Les experts de l'autorité européenne de sécurité des aliments (EFSA) estiment que l'aspartame ne présente aucun risque pour la santé et ont jugé non probants les résultats à charge de deux études portant sur le potentiel carcinogène de l'aspartame et sur le risque accru d'accouchement prématuré.
"Aucune preuve disponible dans l'étude Halldorsson ne permettait d'affirmer qu'il existait un lien de causalité entre la consommation de boissons non alcoolisées contenant des édulcorants artificiels et l'accouchement prématuré" soutient l'EFSA.
En ce qui concerne "les résultats de l'étude Soffritti (sur le potentiel carcinogène), ils ne fournissent pas suffisamment de preuves scientifiques qui justifieraient de revoir les évaluations précédentes de l'EFSA relatives à l'aspartame" précise l'agence.
Les experts de l'EFSA avaient estimé en mars 2009 que "rien n'indiquait un potentiel génotoxique ou carcinogène de l'aspartame et qu'il n'y avait aucune raison de réviser la dose journalière acceptable de 40 milligrammes par kilo de poids corporel".
L'édulcorant le plus utilisé au monde
L'aspartame remplace le sucre dans plus de 6.000 produits, sodas, boissons, bonbons, desserts, produits pharmaceutiques.
En janvier, le Réseau Environnement Santé a attiré l'attention sur deux études : l'une concernant l'ensemble des édulcorants chimiques (et l'aspartame au premier chef), qui favoriseraient des naissances avant terme chez les femmes, et l'autre conduite sur des souris mâles, chez qui l'aspartame provoquerait certains cancers.
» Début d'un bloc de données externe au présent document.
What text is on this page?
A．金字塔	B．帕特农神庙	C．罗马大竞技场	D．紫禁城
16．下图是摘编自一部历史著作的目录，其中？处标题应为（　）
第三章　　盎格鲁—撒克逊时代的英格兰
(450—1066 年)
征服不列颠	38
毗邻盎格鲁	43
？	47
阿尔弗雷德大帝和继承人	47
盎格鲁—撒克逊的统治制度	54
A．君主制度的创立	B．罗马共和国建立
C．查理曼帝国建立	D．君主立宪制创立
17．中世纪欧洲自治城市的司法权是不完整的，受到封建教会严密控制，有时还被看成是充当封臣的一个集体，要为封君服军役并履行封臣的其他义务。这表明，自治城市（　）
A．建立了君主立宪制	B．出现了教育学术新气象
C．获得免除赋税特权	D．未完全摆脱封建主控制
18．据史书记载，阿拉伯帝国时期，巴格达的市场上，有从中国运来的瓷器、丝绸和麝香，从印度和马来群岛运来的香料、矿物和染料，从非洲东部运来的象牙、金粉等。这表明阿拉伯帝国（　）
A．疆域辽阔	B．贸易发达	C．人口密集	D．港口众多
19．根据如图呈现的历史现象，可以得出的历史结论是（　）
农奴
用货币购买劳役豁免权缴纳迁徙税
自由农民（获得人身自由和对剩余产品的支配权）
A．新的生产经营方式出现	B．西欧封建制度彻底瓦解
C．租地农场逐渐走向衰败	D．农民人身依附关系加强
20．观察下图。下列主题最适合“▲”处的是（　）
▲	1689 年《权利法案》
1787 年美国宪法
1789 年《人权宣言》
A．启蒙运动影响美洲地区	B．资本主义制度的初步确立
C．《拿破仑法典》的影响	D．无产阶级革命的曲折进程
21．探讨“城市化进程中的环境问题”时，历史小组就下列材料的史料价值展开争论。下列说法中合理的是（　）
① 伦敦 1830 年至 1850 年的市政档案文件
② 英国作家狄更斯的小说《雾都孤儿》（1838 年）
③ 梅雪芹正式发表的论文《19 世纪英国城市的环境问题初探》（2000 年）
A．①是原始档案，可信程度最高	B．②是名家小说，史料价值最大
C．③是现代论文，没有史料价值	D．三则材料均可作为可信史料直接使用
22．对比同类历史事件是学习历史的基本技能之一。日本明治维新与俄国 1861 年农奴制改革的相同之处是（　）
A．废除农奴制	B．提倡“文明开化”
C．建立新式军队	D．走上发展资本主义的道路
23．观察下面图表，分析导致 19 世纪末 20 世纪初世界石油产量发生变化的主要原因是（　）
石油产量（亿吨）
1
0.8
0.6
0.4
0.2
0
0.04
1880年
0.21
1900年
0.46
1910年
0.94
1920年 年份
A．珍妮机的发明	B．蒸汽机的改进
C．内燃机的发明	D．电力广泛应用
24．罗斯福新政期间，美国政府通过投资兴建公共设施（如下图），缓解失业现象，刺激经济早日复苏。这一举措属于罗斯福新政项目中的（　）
Début février, une autre étude a fait apparaître que consommer régulièrement des sodas "light" accroîtrait les risques d'accident cardio-vasculaire.
Les experts de l'EFSA se réuniront les 1er et 2 mars et "envisageront la nécessité éventuelle d'entreprendre des travaux additionnels en rapport avec ces études" précise l'agence. L'Anes a invité "à des travaux scientifiques complémentaires pour actualiser l'évaluation des risques liés à ces substances".